Texas is still a dichotomy — still big, still small, and still imperfect. But across that bigness, circles are forming — in houses of worship and living rooms, in coffee shops and carpool lines, in classrooms and clinics. Women, still showing up, still finding each other, still building small sanctuaries of care that ripple outward.
Maybe that’s what keeps me going. Not resilience or blind optimism, but faith in each other. Because in a place that so often asks us to be quiet, choosing connection is the loudest, most radical thing we can do.
Still here. Still holding. Still building.

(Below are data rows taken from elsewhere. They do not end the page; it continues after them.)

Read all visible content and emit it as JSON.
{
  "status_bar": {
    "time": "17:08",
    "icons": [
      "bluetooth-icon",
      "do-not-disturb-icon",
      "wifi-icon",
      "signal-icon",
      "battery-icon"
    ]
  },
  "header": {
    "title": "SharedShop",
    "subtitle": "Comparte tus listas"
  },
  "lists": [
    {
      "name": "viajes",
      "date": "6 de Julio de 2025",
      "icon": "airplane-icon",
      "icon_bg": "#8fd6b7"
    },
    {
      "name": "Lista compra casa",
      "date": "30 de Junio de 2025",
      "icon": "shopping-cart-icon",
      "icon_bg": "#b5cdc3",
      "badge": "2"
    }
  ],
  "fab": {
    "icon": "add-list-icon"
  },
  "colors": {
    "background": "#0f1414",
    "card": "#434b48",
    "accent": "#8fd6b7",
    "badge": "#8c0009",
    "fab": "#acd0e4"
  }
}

Swati Narayan was born in Houston, Texas to immigrant Indian parents. Her childhood experiences informed her views on justice and the right for all to have access to quality education and life opportunities. She attended public schools, and then the University of Texas and University of Houston. She has worked in the nonprofit sector both in India and in her home city of Houston focusing her efforts on underserved women, children, and underrepresented communities and is currently a nonprofit director in southeast Texas. Swati serves on the Board of Directors for Planned Parenthood Gulf Coast, Planned Parenthood Texas Votes, and on the Advisory Board of University of Houston’s Friends of Women’s Gender and Sexuality Studies and is an active volunteer in gun violence prevention efforts. Self-motivated and always challenging herself and others to continually delve deeper, Swati is an optimist at heart. Her activism is inspired by the strength of the human spirit. She looks forward to a day where people and organizations thrive by embracing and valuing differences in order to foster belonging. Swati is the mother of three sons and resides with her husband and their rescue dog, Aspen.